There came another knock.
“Hally?” I asked Ryan, frowning. Unlike their brothers, Hally and Lissa weren’t morning people. It was nearing eight now, which meant they’d usually be asleep for another two or three hours at least.
Ryan stood, but motioned for me to stay seated. Before he could take a step toward the door, someone called out, “It’s me, guys. Let me in?”
It wasn’t Hally’s voice, but it was familiar nonetheless. Ryan threw me a look that was half relief, half exasperation, then crossed to open the door. “Hey, what’s up?”

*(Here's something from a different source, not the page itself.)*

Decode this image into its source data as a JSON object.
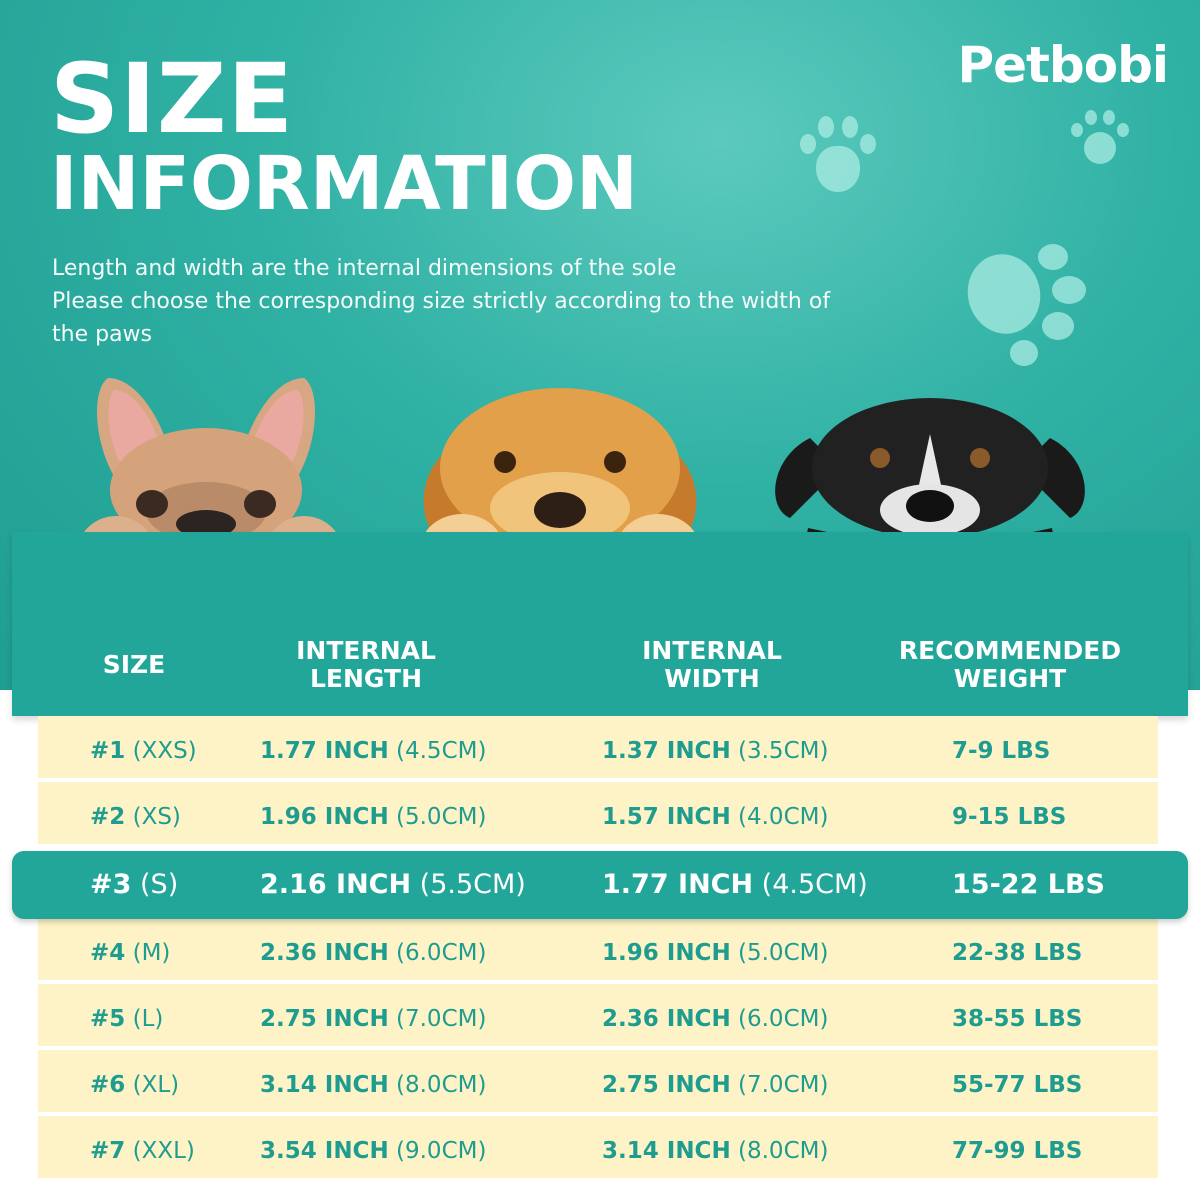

Jackson strolled inside. Over time, I’d learned to differentiate between Jackson and Vincent—Vince. I discovered the subtle traits that separated the two souls despite their ownership of the same lanky frame, the identical shaggy, brown hair and pale blue eyes. Vince was the one who made me blush. Who seemed to always be making fun of me—of everyone. Who was never out of jokes. Maybe that was why he and Jackson were forever smiling.
But this was Jackson. I was sure. It was the way he looked at Addie and me that made it clear—like he wasn’t just
looking
, but studying. As if there would be a test later on Addie and Eva Tamsyn, and he was making sure he’d do well.